Frontier’s app OKTIV allows users to control their smart radio or connected speakers from a mobile device. Key functions such as turning on/off, selecting the audio source, selecting the audio content, playing/pausing, setting the volume and accessing presets can all be manipulated remotely. The app is also white-labelled and in use by leading radio brands.

 

The challenge

Frontier approached our team to overhaul and improve OKTIV’s user experience (UX). As a customer-facing product, it was essential that users enjoyed a delightful experience as they interacted with the app. The project required several considerations that our team had to work with. First, the app was bound by the connected device’s capabilities and needed to be able to support radios with different modes and configuration options. Second, the radio controls have to work seamlessly, with the added ability to play music from sources such as Spotify, Deezer, Amazon, DAB, FM and Internet radio.

 

Our approach

OKTIV required a rigorous UX redesign to create a dynamic journey that was enjoyable to use across Android, iPhone and tablet devices.

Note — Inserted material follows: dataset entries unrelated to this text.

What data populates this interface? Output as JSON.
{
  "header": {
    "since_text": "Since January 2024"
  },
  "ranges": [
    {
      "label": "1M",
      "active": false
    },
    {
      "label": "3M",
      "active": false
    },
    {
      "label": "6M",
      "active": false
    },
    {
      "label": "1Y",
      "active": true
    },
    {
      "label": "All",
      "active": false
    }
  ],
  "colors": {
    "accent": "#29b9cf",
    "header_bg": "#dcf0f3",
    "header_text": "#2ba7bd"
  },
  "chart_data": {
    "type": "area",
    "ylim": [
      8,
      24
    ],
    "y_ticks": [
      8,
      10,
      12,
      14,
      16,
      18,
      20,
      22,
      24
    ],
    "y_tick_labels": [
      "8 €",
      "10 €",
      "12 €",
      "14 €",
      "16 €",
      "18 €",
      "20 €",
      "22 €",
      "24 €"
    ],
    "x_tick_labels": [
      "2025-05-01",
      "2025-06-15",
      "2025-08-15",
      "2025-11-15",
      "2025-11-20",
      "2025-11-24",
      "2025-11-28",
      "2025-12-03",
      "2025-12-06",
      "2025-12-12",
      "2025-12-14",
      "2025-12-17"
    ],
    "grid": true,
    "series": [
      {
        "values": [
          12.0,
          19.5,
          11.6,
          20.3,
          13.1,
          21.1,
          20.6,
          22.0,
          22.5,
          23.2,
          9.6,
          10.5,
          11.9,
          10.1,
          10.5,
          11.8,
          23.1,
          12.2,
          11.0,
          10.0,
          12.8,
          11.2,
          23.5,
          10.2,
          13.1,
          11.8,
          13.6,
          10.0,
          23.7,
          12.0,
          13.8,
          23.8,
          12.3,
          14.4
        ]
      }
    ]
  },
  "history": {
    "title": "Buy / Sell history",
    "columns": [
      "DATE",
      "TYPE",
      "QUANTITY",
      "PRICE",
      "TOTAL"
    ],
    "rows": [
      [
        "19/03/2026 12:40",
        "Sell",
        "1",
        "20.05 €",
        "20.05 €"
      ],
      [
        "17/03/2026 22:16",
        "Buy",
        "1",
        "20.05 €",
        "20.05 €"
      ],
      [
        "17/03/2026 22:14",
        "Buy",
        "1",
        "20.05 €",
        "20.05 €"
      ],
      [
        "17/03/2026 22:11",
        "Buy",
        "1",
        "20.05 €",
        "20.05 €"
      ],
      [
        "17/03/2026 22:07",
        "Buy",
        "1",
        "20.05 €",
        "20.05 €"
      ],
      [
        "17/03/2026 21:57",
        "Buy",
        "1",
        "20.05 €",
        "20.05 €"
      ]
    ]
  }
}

In order to establish an understanding of the current user experience and set the foundations for the design phase, we conducted a UX audit. This included the following activities:

 

  • Workshops with key stakeholders to dive deep into the product, its context and goals
  • User observations to understand user satisfaction across key functions such as; navigation, typography, buttons and interactive areas, use of colour, ease of use, efficiency, learnability, error proneness and satisfaction
  • Usability evaluation conducted by our experienced UX team to review the designs against a set of best practice principles
  • Competitor analysis of the current UX, styling and functionality of similar apps within the market
  • A ‘power user’ survey was conducted with frequent users of the app to gather additional feedback on the user experience

 

The above then informed the creation of user personas to represent a typical user (or set of users) and user stories (which are short, simple descriptions of a feature from the perspective of the relevant user. These are presented as short statements – ‘As a [user type], I want to…, so I can…’.)

 

This evidence-led approach enabled us to provide accurate, actionable recommendations based on real user insights. Our strategy and design team then worked together to propose improvements to the user experience that would meet technical and user needs. 

 

Once a foundation had been set, our team set to work on creating a robust solution to remedy the problems identified. We defined the app’s information architecture (IA), which is representative of the app’s navigation structure and where features can be located within menus and sub-menus. This is an important step as it fundamentally supports the findability and discoverability of information for users. We tested the proposed IA by conducting a card sorting activity with Frontier stakeholders and users. 

 

Next, user flows were developed to correspond with the information architecture and user stories. Mapping these flows visually allowed our team to identify the wireframe pages required. The proposed flows included: Connecting to a smart radio, showing first use tutorial, browsing for content, playing content and changing settings.

 

The functionality of the app was then mocked as wireframes. These wireframes covered all parts of the app and served as the foundation for further graphical design development. The wireframes were made into an interactive prototype so that pre-build user testing could be conducted. The goal of such testing was to guarantee the user interface was as well designed as feasibly possible before investing in real code development. Issues with user interfaces discovered during testing were corrected and re-tested in the prototype. 

 

The final phase, the UI implementation, is where the product comes to life. The design team generated two concepts for the main pages, with Frontier selecting an immersive, futuristic, creative direction with a captivating blue colour palette. Adding colour and style to the application. The output of this stage was a style guide created in the cloud application Figma.